26 days until departure
In response to the daily prompt
This last weekend, my parents went to Wales to a celebratory lunch in honour of my brother’s parents-in-law and their fiftieth wedding anniversary. To me, fifty years seems like a remarkably long period of time – an almost unimaginable length. Although, it is true that each day and each year seems to be flying past more and more quickly than the last. Clichéd though it is, it honestly does feel like yesterday that I was starting university, when – in reality – it was two years ago.
It seems a little like the world is on the cusp of a great change. That’s only a feeling, though. The reality is that the world as a whole never undergoes great changes, with all of its separate components in perfect synchronisation. The world has been changing seriously within my short lifetime, and is continuing to change now. Each part changes in ways subtly different to those of others, at disparate rates, at disparate temperatures, in disparate time zones. Just two months ago, Britain chose to overturn forty (not fifty, sadly, that really would have fit neatly) years of history and voted to leave the European Union. Things that seem set in stone can fluctuate at any time, sometimes without cause. We live in a world where you can go out to celebrate and be deliberately run over by a truck, where you can find yourself at the heart of a nation shaken by an attempted coup, where one of the world’s most powerful nations could be about to elect a man with dangerous and backward political views to lead it. In such a world, it is easy to feel scared and unsettled.

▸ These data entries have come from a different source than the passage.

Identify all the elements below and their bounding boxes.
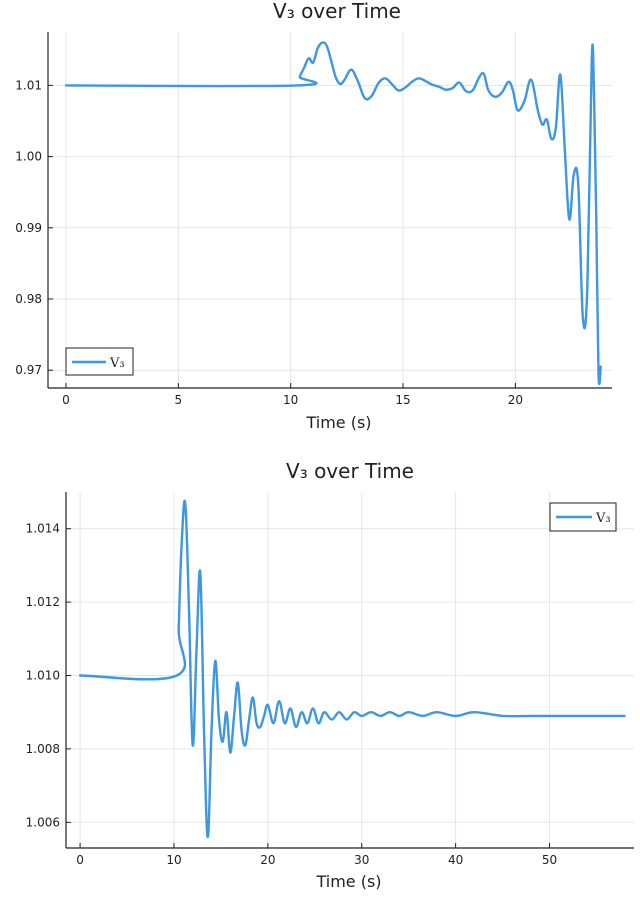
x-axis-label: Time (s) (315, 872, 381, 891)
legend-entry: V₃ (109, 356, 125, 371)
chart-top: V₃ over Time 0 5 10 15 20 0.97 0.98 0.99 1.00 1.… (15, 0, 612, 432)
x-ticks: 0 5 10 15 20 (62, 383, 523, 407)
x-tick-label: 5 (175, 393, 183, 407)
grid (48, 32, 612, 388)
legend: V₃ (65, 347, 134, 376)
x-tick-label: 30 (354, 853, 369, 867)
chart-bottom: V₃ over Time 0 10 20 30 40 50 1.006 1.008 1.010… (26, 459, 634, 891)
chart-title: V₃ over Time (286, 459, 414, 483)
x-tick-label: 10 (283, 393, 298, 407)
y-tick-label: 0.97 (15, 363, 42, 377)
x-tick-label: 15 (395, 393, 410, 407)
x-ticks: 0 10 20 30 40 50 (76, 843, 557, 867)
y-tick-label: 1.006 (26, 815, 60, 829)
x-tick-label: 0 (76, 853, 84, 867)
x-tick-label: 0 (62, 393, 70, 407)
y-ticks: 0.97 0.98 0.99 1.00 1.01 (15, 78, 53, 377)
y-tick-label: 1.014 (26, 522, 60, 536)
y-tick-label: 1.010 (26, 669, 60, 683)
x-tick-label: 20 (508, 393, 523, 407)
legend-entry: V₃ (595, 511, 611, 526)
chart-title: V₃ over Time (273, 0, 401, 23)
series-line-v3 (78, 499, 626, 839)
x-tick-label: 50 (542, 853, 557, 867)
y-tick-label: 0.99 (15, 221, 42, 235)
series-line-v3 (64, 41, 602, 386)
y-tick-label: 1.008 (26, 742, 60, 756)
y-ticks: 1.006 1.008 1.010 1.012 1.014 (26, 522, 71, 829)
y-tick-label: 1.00 (15, 150, 42, 164)
x-tick-label: 10 (166, 853, 181, 867)
series-layer (78, 499, 626, 839)
grid (66, 492, 634, 848)
y-tick-label: 0.98 (15, 292, 42, 306)
legend: V₃ (549, 502, 617, 532)
y-tick-label: 1.012 (26, 595, 60, 609)
series-layer (64, 41, 602, 386)
axes (65, 492, 634, 849)
axes (47, 32, 612, 389)
x-tick-label: 20 (260, 853, 275, 867)
x-tick-label: 40 (448, 853, 463, 867)
x-axis-label: Time (s) (305, 413, 371, 432)
y-tick-label: 1.01 (15, 78, 42, 92)
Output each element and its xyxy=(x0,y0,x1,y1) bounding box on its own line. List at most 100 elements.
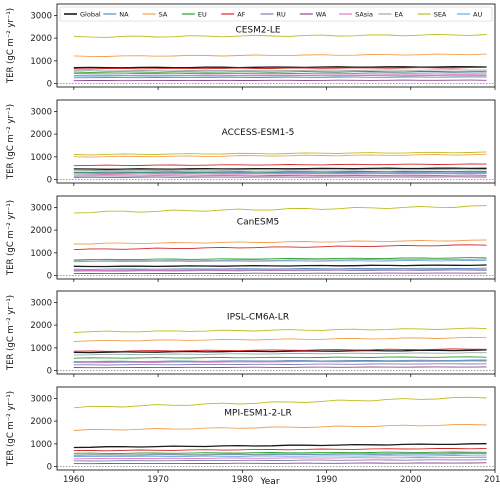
series-line-sa xyxy=(73,424,487,431)
series-line-ea xyxy=(73,69,487,72)
y-tick-label: 2000 xyxy=(30,34,52,44)
series-line-sa xyxy=(73,239,487,245)
y-axis-label: TER (gC m⁻² yr⁻¹) xyxy=(6,104,16,180)
series-line-ea xyxy=(73,258,487,262)
y-axis-label: TER (gC m⁻² yr⁻¹) xyxy=(6,200,16,276)
legend-label-sa: SA xyxy=(159,11,168,19)
y-tick-label: 1000 xyxy=(30,153,52,163)
series-line-sea xyxy=(73,327,487,333)
legend: Global NA SA EU AF RU WA SAsia EA SEA AU xyxy=(59,6,493,22)
x-tick-label: 2000 xyxy=(400,475,422,485)
panel-mpi-esm1-2-lr: 0 1000 2000 3000 1960 1970 1980 1990 2000 2010 MPI… xyxy=(6,386,500,485)
series-line-ru xyxy=(73,76,487,79)
y-axis-label: TER (gC m⁻² yr⁻¹) xyxy=(6,295,16,371)
x-tick-label: 2010 xyxy=(484,475,500,485)
y-tick-label: 3000 xyxy=(30,298,52,308)
panel-ipsl-cm6a-lr: 0 1000 2000 3000 IPSL-CM6A-LR TER (gC m⁻² yr⁻… xyxy=(6,290,496,377)
legend-label-na: NA xyxy=(119,11,129,19)
panels: 0 1000 2000 3000 CESM2-LE TER (gC m⁻² yr⁻¹) 0 1… xyxy=(6,3,500,485)
y-tick-label: 1000 xyxy=(30,344,52,354)
x-tick-label: 1990 xyxy=(316,475,338,485)
series-line-ru xyxy=(73,174,487,177)
series-line-af xyxy=(73,163,487,167)
y-axis-label: TER (gC m⁻² yr⁻¹) xyxy=(6,391,16,467)
panel-frame xyxy=(56,3,496,88)
series-line-wa xyxy=(73,79,487,82)
panel-access-esm1-5: 0 1000 2000 3000 ACCESS-ESM1-5 TER (gC m⁻² yr… xyxy=(6,99,496,186)
series-line-eu xyxy=(73,170,487,173)
series-line-ea xyxy=(73,169,487,172)
x-axis-label: Year xyxy=(259,477,279,487)
legend-label-eu: EU xyxy=(198,11,207,19)
y-tick-label: 2000 xyxy=(30,417,52,427)
legend-label-sea: SEA xyxy=(434,11,447,19)
series-line-ea xyxy=(73,452,487,456)
x-tick-label: 1960 xyxy=(63,475,85,485)
x-tick-label: 1970 xyxy=(147,475,169,485)
panel-cesm2-le: 0 1000 2000 3000 CESM2-LE TER (gC m⁻² yr⁻¹) xyxy=(6,3,496,90)
series-line-na xyxy=(73,72,487,75)
series-line-ru xyxy=(73,363,487,366)
series-line-sasia xyxy=(73,456,487,460)
y-tick-label: 1000 xyxy=(30,440,52,450)
series-line-ru xyxy=(73,269,487,272)
panel-title: CESM2-LE xyxy=(235,25,280,35)
legend-label-ea: EA xyxy=(394,11,403,19)
series-line-au xyxy=(73,259,487,263)
legend-box xyxy=(59,6,493,22)
series-line-af xyxy=(73,447,487,452)
series-line-wa xyxy=(73,462,487,465)
series-line-ea xyxy=(73,352,487,356)
series-line-na xyxy=(73,267,487,270)
series-line-sasia xyxy=(73,268,487,271)
legend-label-sasia: SAsia xyxy=(355,11,373,19)
y-tick-label: 2000 xyxy=(30,130,52,140)
y-tick-label: 0 xyxy=(47,176,52,186)
panel-title: MPI-ESM1-2-LR xyxy=(224,408,291,418)
y-tick-label: 0 xyxy=(47,367,52,377)
series-line-sa xyxy=(73,53,487,57)
series-line-af xyxy=(73,244,487,251)
x-tick-label: 1980 xyxy=(231,475,253,485)
series-line-wa xyxy=(73,272,487,275)
series-line-au xyxy=(73,360,487,363)
series-line-ru xyxy=(73,459,487,462)
series-line-eu xyxy=(73,70,487,73)
y-tick-label: 3000 xyxy=(30,394,52,404)
y-axis-label: TER (gC m⁻² yr⁻¹) xyxy=(6,8,16,84)
legend-label-af: AF xyxy=(237,11,245,19)
series-line-af xyxy=(73,66,487,70)
panel-frame xyxy=(56,290,496,375)
series-line-global xyxy=(73,264,487,268)
series-line-au xyxy=(73,172,487,175)
series-line-au xyxy=(73,455,487,458)
panel-frame xyxy=(56,386,496,471)
y-tick-label: 2000 xyxy=(30,321,52,331)
y-tick-label: 0 xyxy=(47,463,52,473)
panel-frame xyxy=(56,195,496,280)
y-tick-label: 0 xyxy=(47,272,52,282)
series-line-wa xyxy=(73,366,487,369)
series-line-au xyxy=(73,75,487,77)
legend-label-wa: WA xyxy=(316,11,327,19)
series-line-af xyxy=(73,348,487,352)
legend-label-au: AU xyxy=(473,11,482,19)
series-line-sea xyxy=(73,33,487,38)
series-line-eu xyxy=(73,451,487,454)
series-line-sasia xyxy=(73,74,487,76)
panel-frame xyxy=(56,99,496,184)
y-tick-label: 2000 xyxy=(30,226,52,236)
legend-label-global: Global xyxy=(80,11,101,19)
series-line-eu xyxy=(73,257,487,261)
series-line-sa xyxy=(73,336,487,342)
legend-label-ru: RU xyxy=(277,11,287,19)
series-line-sea xyxy=(73,151,487,156)
series-line-na xyxy=(73,453,487,456)
y-tick-label: 0 xyxy=(47,80,52,90)
series-line-global xyxy=(73,167,487,170)
series-line-sea xyxy=(73,205,487,214)
panel-title: ACCESS-ESM1-5 xyxy=(222,128,295,138)
panel-title: CanESM5 xyxy=(237,217,279,227)
series-line-eu xyxy=(73,356,487,359)
series-line-na xyxy=(73,171,487,174)
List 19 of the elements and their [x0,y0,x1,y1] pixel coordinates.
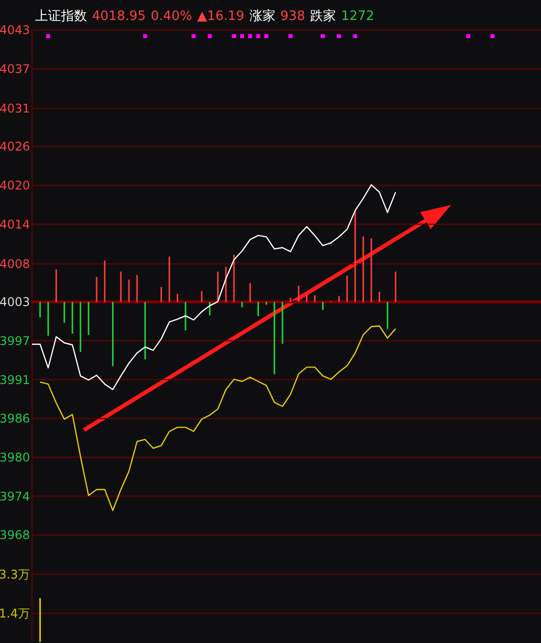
y-tick-label: 4003 [0,295,30,310]
y-tick-label: 3991 [0,372,30,387]
y-tick-label: 4014 [0,217,30,232]
y-tick-label: 4008 [0,257,30,272]
y-tick-label: 3997 [0,334,30,348]
y-tick-label: 4037 [0,62,30,76]
y-tick-label: 4020 [0,178,30,193]
y-tick-label: 4026 [0,140,30,154]
y-tick-label: 4043 [0,23,30,38]
y-tick-label: 1.4万 [0,606,30,620]
y-tick-label: 3.3万 [0,567,30,582]
y-tick-label: 3980 [0,450,30,465]
line-series [39,325,396,512]
y-tick-label: 3986 [0,412,30,426]
chart-title: 上证指数 4018.95 0.40% ▲16.19 涨家 938 跌家 1272 [35,8,374,24]
y-tick-label: 4031 [0,102,30,116]
line-series [31,184,396,390]
y-tick-label: 3974 [0,489,30,504]
y-tick-label: 3968 [0,528,30,542]
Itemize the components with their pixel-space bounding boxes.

But this is also a world where the Catholic Church – a bastion of conservatism – can announce that it intends to allow women deacons, where gay athletes can propose to each other on television, where we can invent a video game which takes millions back to their childhoods and encourages them to explore the outside world. Things are changing, but it’s unclear whether positive or negative is winning, or even sometimes what comes under positive, and what has to be classed as negative. Revolutions, for example, are regularly aimed at building better worlds, but don’t always succeed. A lot has changed in the last fifty years, and a lot will change in the next. Such a state of affairs highlights the need to hold on to the things that we value, and be grateful for them every single day, just as my brother’s parents-in-law have, over half a century of living in an uncertain world.